Un dernier rayon de soleil capturé à travers les feuilles d’une fougère. Une lumière chaude qui filtre de la cime des pins corses et éclaire leurs troncs rosés, dans une forêt du Norfolk. Un effet de grain sur les images. Et cette femme, grande et mince, qui se promène dans un champ doré, caressant distraitement les herbes hautes. Le clip, mi-promotion pour l’office de tourisme de la région, mi-pub pour une crème hydratante, pourrait être signé Terrence Malik. Il s’agit de la dernière production de Will Warr, un réalisateur qui a également prêté son objectif à McDonald’s et Tesco, et polit cette fois l’image de la princesse de Galles.
Des rumeurs les plus folles à l’annonce du cancer
En début d’année, la famille royale faisait un pas de travers dans sa communication habituellement très léchée.
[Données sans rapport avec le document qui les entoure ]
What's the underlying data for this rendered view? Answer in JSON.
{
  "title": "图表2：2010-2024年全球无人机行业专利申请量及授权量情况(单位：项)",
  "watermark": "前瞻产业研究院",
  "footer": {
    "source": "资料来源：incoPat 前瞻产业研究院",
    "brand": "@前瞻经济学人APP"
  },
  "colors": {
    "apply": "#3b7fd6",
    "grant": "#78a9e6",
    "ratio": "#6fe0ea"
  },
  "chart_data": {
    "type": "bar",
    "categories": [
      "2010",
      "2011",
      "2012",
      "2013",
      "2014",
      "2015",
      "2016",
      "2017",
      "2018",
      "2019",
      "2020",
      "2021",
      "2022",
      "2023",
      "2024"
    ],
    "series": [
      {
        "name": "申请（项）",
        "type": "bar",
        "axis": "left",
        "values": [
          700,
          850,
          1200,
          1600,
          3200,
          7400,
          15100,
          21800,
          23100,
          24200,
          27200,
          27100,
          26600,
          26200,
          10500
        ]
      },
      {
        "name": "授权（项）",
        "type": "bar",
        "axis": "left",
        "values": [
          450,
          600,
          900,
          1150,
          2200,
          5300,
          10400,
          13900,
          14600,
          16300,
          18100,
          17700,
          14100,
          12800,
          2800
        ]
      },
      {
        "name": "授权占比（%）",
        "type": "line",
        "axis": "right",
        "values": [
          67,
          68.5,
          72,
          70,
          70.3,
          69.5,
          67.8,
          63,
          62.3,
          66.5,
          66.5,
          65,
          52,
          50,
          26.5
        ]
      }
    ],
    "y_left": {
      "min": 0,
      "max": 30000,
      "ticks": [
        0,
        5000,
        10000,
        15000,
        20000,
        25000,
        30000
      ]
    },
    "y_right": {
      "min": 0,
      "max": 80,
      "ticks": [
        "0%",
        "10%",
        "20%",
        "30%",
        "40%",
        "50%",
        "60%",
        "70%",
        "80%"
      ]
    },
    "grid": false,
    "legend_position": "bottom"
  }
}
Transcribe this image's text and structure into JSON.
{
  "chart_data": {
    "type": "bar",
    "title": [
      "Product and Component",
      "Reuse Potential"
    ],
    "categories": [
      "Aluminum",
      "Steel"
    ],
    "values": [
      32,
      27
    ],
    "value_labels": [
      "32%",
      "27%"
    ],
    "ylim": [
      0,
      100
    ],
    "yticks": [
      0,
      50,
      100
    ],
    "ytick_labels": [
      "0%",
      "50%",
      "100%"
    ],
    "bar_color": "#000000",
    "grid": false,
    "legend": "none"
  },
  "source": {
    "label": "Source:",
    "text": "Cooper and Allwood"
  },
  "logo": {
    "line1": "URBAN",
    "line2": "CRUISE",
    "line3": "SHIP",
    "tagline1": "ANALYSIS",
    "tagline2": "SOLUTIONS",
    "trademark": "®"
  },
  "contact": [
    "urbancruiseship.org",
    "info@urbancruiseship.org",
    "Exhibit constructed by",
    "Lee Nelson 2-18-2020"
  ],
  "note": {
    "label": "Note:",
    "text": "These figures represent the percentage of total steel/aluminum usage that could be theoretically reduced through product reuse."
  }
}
Soudainement en retrait de la vie publique à la suite d’une opération, Catherine Middleton devient l’objet des rumeurs les plus folles – elle serait défigurée, trompée, enceinte, ou… morte ? Le silence, les visages fermés et les photos retouchées ne font qu’attiser la méfiance et les spéculations, jusqu’à ce qu’elle finisse par annoncer, face caméra, qu’elle est atteinte d’un cancer.
La princesse a attendu la rentrée pour annoncer la fin de sa chimiothérapie, et reprendre par la même occasion le contrôle de sa communication. Ce n’est ni un communiqué de presse aride, ni une de ces interviews austères tournées dans les bureaux lourdement décorés d’un de leurs palais. Cette fois, les Britanniques – mieux, les correspondants royaux – ont quelque chose à se mettre sous la dent : une vidéo de trois minutes qui accumule les messages peu subtils.
A message from Catherine, The Princess of Wales
— The Prince and Princess of Wales (@KensingtonRoyal) September 9, 2024
As the summer comes to an end, I cannot tell you what a relief it is to have finally completed my chemotherapy treatment.
The last nine months have been incredibly tough for us as a family. Life as you know it can change in an… pic.twitter.com/9S1W8sDHUL
On y voit une princesse de Galles au volant (elle reprend le contrôle de sa vie), jouer aux cartes avec ses enfants (l’importance de la famille), enlacer son mari (l’amour transcende les difficultés), ou marcher dans la forêt (le pouvoir régénérant de la nature). En voix off, Catherine Middleton elle-même assure que «de l’obscurité peut naître la lumière», tandis qu’à l’écran, un papillon s’envole de sa main.
Codes des réseaux sociaux
Le pari est réussi. Sky News y voit un moment «candide et intime» dans son «sanctuaire». La BBC analyse «une approche radicalement différente», sur un ton «presque mélancolique», quand le Telegraph y voit des accents de Chambre avec vue (James Ivory, 1986). L’honnêteté est célébrée, et soulignée à gros traits : les scènes sépia sont entrecoupées d’images plus spontanées, un aperçu des coulisses qui veut renforcer la normalité de la famille la moins normale du Royaume-Uni, et faire oublier que les dernières photos publiées étaient retouchées.
Est-ce la fin de la philosophie de feu Elizabeth II, never explain, never complain (ne jamais se justifier, ne jamais se plaindre) ? Rien n’est moins sûr. En se racontant à la première personne, la famille royale continue de s’inscrire dans les codes changeants des réseaux sociaux, mais ne répond, au fond, à aucune question.